THAILAND - For Thai pig farmer Ong-Arj Suwunnatee, going green was not only good for business and the environment, it came as a welcome relief to his neighbours.

"Back in the old days, people knocked on my door and complained about the smell," said Ong-Arj, who owns 4,000 pigs in Nakhon Pathom, 55 km (35 miles) west of Bangkok in the heart of Thailand's hog country.

"Now? They hardly even notice. People around here are happy to show you how to get to my house," Ong-Arj told Reuters after showing off a biogas plant he designed himself during a tour of his 9.7 hectare (24 acre) enclosed pig farm.

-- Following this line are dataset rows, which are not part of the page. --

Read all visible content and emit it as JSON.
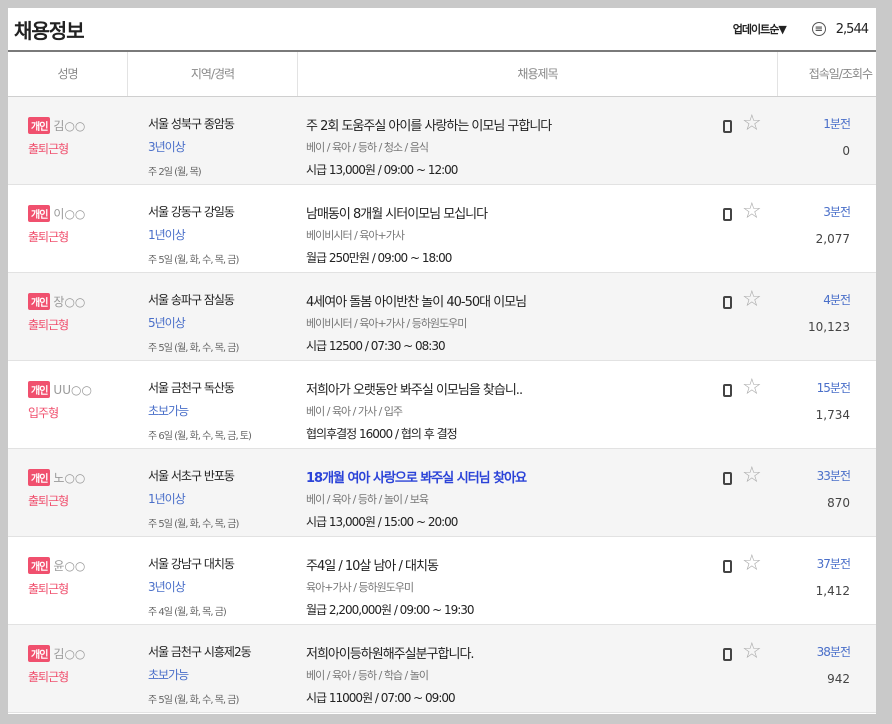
{
  "header": {
    "title": "채용정보",
    "sort_label": "업데이트순▼",
    "count": "2,544",
    "count_icon": "list-circle-icon"
  },
  "columns": [
    "성명",
    "지역/경력",
    "채용제목",
    "접속일/조회수"
  ],
  "colors": {
    "badge": "#f0506e",
    "blue": "#4a6fc9",
    "highlight": "#2b43d8"
  },
  "rows": [
    {
      "badge": "개인",
      "name": "김○○",
      "type": "출퇴근형",
      "location": "서울 성북구 종암동",
      "experience": "3년이상",
      "days": "주 2일 (월, 목)",
      "title": "주 2회 도움주실 아이를 사랑하는 이모님 구합니다",
      "categories": "베이 / 육아 / 등하 / 청소 / 음식",
      "pay": "시급 13,000원 / 09:00 ~ 12:00",
      "ago": "1분전",
      "views": "0"
    },
    {
      "badge": "개인",
      "name": "이○○",
      "type": "출퇴근형",
      "location": "서울 강동구 강일동",
      "experience": "1년이상",
      "days": "주 5일 (월, 화, 수, 목, 금)",
      "title": "남매동이 8개월 시터이모님 모십니다",
      "categories": "베이비시터 / 육아+가사",
      "pay": "월급 250만원 / 09:00 ~ 18:00",
      "ago": "3분전",
      "views": "2,077"
    },
    {
      "badge": "개인",
      "name": "장○○",
      "type": "출퇴근형",
      "location": "서울 송파구 잠실동",
      "experience": "5년이상",
      "days": "주 5일 (월, 화, 수, 목, 금)",
      "title": "4세여아 돌봄 아이반찬 놀이 40-50대 이모님",
      "categories": "베이비시터 / 육아+가사 / 등하원도우미",
      "pay": "시급 12500 / 07:30 ~ 08:30",
      "ago": "4분전",
      "views": "10,123"
    },
    {
      "badge": "개인",
      "name": "UU○○",
      "type": "입주형",
      "location": "서울 금천구 독산동",
      "experience": "초보가능",
      "days": "주 6일 (월, 화, 수, 목, 금, 토)",
      "title": "저희아가 오랫동안 봐주실 이모님을 찾습니..",
      "categories": "베이 / 육아 / 가사 / 입주",
      "pay": "협의후결정 16000 / 협의 후 결정",
      "ago": "15분전",
      "views": "1,734"
    },
    {
      "badge": "개인",
      "name": "노○○",
      "type": "출퇴근형",
      "location": "서울 서초구 반포동",
      "experience": "1년이상",
      "days": "주 5일 (월, 화, 수, 목, 금)",
      "title": "18개월 여아 사랑으로 봐주실 시터님 찾아요",
      "highlight": true,
      "categories": "베이 / 육아 / 등하 / 놀이 / 보육",
      "pay": "시급 13,000원 / 15:00 ~ 20:00",
      "ago": "33분전",
      "views": "870"
    },
    {
      "badge": "개인",
      "name": "윤○○",
      "type": "출퇴근형",
      "location": "서울 강남구 대치동",
      "experience": "3년이상",
      "days": "주 4일 (월, 화, 목, 금)",
      "title": "주4일 / 10살 남아 / 대치동",
      "categories": "육아+가사 / 등하원도우미",
      "pay": "월급 2,200,000원 / 09:00 ~ 19:30",
      "ago": "37분전",
      "views": "1,412"
    },
    {
      "badge": "개인",
      "name": "김○○",
      "type": "출퇴근형",
      "location": "서울 금천구 시흥제2동",
      "experience": "초보가능",
      "days": "주 5일 (월, 화, 수, 목, 금)",
      "title": "저희아이등하원해주실분구합니다.",
      "categories": "베이 / 육아 / 등하 / 학습 / 놀이",
      "pay": "시급 11000원 / 07:00 ~ 09:00",
      "ago": "38분전",
      "views": "942"
    }
  ]
}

Using a simple system to capture the methane gas from pig manure and convert it into electricity, Ong-Arj slashed his power bill by thousands of dollars and cut gas emissions that harmed the environment and annoyed his neighbours.

"The smell has gone. The flies have gone and I have more cash in my pocket," said the 35-year-old father of two. Thailand has begun to embrace biogas -- created from sewage, manure or grass -- as a cheap, environmentally friendly way of slashing its reliance on imported fuels.

The Ministry of Energy has set a target of building 1,540, 100 MW bio-gas plants by 2011, many of them fuelled by solid waste and polluted water.